Generalized Maximum Likelihood Estimation

Definition

Assume that the observation $x$ has a Probability Measure $P_{\theta }$ which satisfy $d{P}_{\theta }(x)=f_{\theta }(x)d\mu (x)\iff P_{\theta }(A)={\int }_A{f}_{\theta }(x)d\mu (x)$ where $\mu (x)$ is a dominating measure for the class $\{P_{\theta }\}$.

The usual MLE $\hat{\theta }$ is obtained by maximizing the Likelihood Function $L(\theta )=f_{\theta }(x)$ with respect to $\theta$, given the observed data $x$.

Assume that our observation has a Probability Measure $P_F$ that depends on the unknown Distribution Function $F$. The class $\{P_{\theta }\}$ does not have any dominating measure, so we need a more general definition of MLE.

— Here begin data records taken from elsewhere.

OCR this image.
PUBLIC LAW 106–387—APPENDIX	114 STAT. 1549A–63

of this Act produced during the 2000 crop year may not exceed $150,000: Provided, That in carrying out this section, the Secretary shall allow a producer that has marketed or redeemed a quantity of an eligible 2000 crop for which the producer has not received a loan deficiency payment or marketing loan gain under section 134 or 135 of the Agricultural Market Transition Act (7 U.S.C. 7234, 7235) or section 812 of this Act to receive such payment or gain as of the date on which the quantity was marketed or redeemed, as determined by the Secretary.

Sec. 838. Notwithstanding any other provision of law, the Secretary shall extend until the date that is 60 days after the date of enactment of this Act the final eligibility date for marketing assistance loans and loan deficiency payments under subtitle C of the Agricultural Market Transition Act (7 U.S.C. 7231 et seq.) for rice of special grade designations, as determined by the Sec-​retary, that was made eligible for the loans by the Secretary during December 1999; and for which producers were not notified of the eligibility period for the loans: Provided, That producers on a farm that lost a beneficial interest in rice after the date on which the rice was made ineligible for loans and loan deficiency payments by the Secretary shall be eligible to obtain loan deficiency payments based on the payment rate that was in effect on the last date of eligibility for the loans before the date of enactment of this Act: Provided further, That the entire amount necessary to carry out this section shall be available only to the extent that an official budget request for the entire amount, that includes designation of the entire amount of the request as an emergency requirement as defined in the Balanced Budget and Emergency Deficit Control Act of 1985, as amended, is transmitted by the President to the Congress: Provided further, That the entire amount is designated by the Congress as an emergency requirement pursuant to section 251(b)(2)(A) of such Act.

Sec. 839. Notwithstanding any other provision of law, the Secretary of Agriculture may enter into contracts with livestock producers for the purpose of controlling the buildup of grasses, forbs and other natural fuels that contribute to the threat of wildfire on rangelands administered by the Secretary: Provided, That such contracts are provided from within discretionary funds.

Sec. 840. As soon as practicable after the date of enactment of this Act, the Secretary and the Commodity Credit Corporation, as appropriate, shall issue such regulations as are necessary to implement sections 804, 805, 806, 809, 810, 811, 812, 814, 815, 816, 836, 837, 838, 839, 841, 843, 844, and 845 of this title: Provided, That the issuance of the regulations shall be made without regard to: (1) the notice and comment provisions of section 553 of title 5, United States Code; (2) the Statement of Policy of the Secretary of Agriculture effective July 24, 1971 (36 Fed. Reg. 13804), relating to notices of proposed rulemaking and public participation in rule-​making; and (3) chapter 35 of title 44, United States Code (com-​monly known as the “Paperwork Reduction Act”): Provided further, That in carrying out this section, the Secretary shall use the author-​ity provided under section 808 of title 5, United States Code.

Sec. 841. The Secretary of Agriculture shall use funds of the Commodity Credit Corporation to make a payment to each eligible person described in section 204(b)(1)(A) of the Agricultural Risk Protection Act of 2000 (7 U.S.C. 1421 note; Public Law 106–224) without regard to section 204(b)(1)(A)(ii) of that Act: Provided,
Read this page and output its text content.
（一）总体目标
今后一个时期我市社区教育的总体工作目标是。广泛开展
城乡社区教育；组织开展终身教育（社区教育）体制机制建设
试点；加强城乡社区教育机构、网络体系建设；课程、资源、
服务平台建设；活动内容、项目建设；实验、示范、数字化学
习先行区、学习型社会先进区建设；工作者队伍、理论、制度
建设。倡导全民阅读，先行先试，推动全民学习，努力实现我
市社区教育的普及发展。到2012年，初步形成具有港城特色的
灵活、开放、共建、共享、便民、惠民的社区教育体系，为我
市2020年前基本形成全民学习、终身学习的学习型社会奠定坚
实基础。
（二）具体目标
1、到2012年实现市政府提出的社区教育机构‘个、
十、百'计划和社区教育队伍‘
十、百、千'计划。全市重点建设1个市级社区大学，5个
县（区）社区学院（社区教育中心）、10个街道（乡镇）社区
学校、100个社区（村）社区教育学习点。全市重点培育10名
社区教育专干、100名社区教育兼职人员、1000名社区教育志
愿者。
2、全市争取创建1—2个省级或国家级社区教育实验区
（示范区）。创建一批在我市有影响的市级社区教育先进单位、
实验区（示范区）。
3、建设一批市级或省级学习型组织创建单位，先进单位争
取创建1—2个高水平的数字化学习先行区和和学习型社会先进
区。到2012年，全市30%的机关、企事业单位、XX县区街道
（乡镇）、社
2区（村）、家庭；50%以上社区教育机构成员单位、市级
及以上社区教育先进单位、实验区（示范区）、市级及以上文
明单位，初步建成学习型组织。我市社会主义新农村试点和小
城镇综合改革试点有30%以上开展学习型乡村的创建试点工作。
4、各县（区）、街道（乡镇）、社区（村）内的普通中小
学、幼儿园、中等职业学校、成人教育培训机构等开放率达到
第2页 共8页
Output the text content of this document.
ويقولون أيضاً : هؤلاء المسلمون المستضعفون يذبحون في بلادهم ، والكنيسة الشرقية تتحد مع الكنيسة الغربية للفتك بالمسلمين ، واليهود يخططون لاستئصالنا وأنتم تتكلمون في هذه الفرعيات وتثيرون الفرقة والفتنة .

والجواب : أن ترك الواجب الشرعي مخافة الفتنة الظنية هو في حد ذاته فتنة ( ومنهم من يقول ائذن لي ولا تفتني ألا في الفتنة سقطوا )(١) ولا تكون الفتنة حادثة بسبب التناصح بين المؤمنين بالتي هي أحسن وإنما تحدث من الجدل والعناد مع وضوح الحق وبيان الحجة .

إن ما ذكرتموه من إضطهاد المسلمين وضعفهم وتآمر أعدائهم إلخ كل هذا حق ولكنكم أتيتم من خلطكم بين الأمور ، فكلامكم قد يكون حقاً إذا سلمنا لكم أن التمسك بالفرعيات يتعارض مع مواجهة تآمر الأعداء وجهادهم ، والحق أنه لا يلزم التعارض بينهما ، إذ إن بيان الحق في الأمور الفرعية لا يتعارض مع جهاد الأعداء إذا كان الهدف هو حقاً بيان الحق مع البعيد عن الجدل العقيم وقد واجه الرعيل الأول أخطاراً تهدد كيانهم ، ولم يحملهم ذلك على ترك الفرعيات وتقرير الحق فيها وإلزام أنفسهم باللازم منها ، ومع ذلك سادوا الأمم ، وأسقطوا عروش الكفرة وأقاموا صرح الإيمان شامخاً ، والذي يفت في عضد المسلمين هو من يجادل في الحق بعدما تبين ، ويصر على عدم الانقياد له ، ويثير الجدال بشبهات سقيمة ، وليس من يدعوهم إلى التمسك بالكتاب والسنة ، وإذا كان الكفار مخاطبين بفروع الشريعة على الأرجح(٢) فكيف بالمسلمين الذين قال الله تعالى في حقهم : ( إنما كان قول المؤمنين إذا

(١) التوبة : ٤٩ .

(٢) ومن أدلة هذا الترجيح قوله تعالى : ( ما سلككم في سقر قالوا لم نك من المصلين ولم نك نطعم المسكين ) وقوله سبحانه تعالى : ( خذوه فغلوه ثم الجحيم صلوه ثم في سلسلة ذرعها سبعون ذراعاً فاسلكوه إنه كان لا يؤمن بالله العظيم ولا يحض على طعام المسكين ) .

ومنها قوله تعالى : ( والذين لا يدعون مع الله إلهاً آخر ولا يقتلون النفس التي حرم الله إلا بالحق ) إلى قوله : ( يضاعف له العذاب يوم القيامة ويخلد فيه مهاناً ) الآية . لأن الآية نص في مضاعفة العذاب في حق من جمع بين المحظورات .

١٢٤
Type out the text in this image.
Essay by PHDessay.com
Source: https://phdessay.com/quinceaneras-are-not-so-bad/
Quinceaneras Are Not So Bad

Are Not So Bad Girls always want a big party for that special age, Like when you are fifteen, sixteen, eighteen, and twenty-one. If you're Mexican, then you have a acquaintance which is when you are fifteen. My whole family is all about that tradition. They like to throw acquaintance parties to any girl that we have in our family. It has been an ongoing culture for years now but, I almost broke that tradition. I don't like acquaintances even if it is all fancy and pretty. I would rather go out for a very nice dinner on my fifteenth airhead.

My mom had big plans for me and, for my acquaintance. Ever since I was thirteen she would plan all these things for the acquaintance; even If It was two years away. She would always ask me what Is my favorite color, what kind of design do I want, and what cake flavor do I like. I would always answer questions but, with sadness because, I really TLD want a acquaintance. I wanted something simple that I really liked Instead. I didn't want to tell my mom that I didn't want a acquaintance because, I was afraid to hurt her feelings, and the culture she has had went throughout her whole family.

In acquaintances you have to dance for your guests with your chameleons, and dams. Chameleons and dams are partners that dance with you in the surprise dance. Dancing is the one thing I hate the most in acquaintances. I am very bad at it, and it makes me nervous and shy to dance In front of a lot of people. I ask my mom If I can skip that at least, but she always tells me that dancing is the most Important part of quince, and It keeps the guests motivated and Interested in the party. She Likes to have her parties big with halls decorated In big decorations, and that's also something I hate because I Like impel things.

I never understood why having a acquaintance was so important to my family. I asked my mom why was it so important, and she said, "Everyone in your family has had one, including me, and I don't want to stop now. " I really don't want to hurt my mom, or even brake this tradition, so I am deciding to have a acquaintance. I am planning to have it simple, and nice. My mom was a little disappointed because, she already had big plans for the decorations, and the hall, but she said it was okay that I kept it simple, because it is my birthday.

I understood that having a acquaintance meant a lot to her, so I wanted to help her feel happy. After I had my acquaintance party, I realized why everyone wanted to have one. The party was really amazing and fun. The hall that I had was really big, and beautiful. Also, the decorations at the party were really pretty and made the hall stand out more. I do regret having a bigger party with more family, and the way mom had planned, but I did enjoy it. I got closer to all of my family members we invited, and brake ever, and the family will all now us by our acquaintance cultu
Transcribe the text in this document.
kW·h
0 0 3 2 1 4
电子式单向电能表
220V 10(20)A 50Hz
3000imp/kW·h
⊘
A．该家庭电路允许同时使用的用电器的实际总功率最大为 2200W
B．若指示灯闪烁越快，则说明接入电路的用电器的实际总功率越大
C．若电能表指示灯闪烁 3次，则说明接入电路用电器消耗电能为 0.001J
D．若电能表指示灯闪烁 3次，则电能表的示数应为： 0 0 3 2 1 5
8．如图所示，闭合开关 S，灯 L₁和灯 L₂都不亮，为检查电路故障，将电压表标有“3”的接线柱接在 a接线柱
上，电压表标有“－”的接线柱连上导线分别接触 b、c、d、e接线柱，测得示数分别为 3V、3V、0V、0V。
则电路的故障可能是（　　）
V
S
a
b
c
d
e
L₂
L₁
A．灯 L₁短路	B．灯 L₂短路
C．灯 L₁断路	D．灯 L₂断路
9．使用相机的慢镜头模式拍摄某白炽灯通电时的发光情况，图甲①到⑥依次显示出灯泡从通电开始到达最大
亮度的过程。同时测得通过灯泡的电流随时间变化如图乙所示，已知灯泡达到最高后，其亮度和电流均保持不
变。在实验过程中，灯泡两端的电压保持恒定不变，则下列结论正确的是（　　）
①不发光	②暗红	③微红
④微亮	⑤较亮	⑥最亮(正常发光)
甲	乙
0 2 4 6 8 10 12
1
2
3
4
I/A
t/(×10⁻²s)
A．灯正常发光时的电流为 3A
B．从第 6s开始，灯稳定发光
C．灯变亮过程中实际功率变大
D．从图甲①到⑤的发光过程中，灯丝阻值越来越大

To overcome this difficulty, Kiefer and Wolfowitz suggested the concept of the generalized maximum likelihood estimator (GMLE). Let $\mathcal{P}=\{P_{\theta }\}$ be a class of probability measures. For $P_1,P_2\in \mathcal{P}$, define the Radon–Nikodym derivative of $P_1$ with respect to $P_1+P_2$ as $f(x;P_1,P_2)=\frac{d{P}_1(x)}{d(P_1+P_2)}$

The generalized maximum likelihood estimator satisfies the following condition $\forall P\in \mathcal{P},f(x;\hat{P},P)\ge f(x;P,\hat{P})$